In all of the countries with water fluoridation (including England, Eire, Australia, Canada, USA, etc) they all use fluoride toothpaste and their dentists use fluoride varnish. Water fluoridation should be in addition to all of the other preventive approaches and we should do the same in Scotland.
What improvements could we have expected if we did have a targeted fluoridated water scheme? Look no further than Public Health England’s evidence that shows there are 45% fewer hospital GA admissions of children from ages one to four for tooth decay, and 28% fewer five-year olds in deprived areas with tooth decay in fluoridated areas.

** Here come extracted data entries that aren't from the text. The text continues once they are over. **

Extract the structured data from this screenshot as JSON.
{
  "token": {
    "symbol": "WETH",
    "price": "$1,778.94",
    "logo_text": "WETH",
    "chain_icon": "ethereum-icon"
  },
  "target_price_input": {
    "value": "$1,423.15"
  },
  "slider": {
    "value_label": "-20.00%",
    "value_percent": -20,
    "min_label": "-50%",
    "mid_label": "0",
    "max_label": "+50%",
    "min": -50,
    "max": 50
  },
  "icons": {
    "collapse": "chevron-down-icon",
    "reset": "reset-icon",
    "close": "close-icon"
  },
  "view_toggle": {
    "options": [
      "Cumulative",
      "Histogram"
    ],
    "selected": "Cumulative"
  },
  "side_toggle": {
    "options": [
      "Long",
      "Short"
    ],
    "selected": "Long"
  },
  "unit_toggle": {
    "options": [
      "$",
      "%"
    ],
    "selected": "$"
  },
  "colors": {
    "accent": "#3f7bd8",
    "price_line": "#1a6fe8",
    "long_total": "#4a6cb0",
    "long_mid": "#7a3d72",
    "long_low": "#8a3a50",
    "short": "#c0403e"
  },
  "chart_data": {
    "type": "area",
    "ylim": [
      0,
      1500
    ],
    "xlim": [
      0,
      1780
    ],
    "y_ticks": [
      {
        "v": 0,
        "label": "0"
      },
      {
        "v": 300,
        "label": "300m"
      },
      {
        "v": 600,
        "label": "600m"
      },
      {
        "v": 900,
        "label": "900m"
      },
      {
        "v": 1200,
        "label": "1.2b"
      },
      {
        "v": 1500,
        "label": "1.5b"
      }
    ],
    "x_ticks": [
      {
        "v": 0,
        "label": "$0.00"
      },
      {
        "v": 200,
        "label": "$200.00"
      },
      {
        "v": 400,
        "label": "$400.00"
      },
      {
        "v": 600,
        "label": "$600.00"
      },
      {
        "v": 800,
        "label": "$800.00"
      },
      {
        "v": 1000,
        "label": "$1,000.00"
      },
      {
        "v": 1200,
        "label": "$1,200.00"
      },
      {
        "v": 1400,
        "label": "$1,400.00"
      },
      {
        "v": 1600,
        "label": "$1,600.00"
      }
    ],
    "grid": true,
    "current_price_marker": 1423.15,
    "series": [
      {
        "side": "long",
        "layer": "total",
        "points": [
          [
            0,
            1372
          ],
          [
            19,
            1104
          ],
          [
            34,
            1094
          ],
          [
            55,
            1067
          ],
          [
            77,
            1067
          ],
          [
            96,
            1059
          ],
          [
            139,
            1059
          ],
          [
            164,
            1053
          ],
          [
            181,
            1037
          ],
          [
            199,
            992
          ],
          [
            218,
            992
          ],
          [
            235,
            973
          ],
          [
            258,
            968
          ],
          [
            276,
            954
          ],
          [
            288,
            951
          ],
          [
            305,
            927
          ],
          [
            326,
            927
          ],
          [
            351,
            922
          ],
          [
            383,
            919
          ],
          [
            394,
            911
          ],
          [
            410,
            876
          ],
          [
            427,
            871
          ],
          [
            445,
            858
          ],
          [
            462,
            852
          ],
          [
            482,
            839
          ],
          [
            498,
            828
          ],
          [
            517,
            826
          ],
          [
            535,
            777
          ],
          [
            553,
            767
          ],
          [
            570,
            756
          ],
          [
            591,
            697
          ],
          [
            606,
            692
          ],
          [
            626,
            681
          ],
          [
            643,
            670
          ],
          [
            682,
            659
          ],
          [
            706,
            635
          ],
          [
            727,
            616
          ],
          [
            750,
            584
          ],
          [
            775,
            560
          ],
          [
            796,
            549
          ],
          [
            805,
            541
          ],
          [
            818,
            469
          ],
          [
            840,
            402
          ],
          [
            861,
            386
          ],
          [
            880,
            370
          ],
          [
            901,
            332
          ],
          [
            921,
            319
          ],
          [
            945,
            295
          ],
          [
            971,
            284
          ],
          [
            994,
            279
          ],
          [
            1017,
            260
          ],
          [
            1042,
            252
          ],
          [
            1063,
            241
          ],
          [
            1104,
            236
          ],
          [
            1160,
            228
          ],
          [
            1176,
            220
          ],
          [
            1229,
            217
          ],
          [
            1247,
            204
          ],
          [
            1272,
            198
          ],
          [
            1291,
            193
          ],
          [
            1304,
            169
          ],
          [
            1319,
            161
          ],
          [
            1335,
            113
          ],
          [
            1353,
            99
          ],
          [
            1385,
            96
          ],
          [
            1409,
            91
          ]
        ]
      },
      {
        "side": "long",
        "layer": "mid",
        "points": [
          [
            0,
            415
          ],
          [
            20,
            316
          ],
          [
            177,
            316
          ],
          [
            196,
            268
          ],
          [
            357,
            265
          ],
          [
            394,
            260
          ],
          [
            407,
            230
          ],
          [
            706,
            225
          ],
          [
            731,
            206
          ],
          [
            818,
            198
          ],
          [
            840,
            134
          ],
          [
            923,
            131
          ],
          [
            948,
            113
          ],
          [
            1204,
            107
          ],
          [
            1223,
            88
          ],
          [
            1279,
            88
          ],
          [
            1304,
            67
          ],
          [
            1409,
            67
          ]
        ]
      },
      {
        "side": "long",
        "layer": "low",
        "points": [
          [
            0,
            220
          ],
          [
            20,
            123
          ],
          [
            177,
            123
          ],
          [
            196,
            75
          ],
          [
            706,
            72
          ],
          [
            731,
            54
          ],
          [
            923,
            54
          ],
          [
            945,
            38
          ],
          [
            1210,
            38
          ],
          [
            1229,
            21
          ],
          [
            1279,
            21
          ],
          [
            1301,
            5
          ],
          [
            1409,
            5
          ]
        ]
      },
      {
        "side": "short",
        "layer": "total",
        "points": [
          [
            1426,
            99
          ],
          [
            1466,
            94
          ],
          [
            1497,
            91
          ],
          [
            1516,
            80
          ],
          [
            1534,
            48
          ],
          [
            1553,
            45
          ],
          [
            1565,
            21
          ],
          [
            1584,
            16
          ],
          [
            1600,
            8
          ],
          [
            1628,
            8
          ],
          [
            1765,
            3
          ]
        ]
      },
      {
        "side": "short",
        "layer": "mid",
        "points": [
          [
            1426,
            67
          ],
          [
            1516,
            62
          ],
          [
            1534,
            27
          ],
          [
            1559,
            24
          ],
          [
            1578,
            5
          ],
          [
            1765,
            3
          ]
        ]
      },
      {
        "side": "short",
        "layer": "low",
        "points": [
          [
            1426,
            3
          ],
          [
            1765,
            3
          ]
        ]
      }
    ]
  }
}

The Scottish Government continues to be obsessed with ‘trumpeting’ record numbers of Scots having access to an NHS dentist. This statistic is meaningless, particularly when 1.5 million of these same patients haven’t even seen a dentist for at least two years or more. If we had fluoridated water in Scotland, we might have prevented almost 20,000 Scottish children having a GA in the last five years and thousands of unnecessary extractions in dental surgeries up and down the country, not forgetting the benefits for older adults as well. Now that would certainly be something to trumpet about.
Put simply, this OHIP is just another missed opportunity in a long line of missed opportunities.
The opinions and views expressed here are personal to the author and do not reflect the policy of any organisation with which he is associated.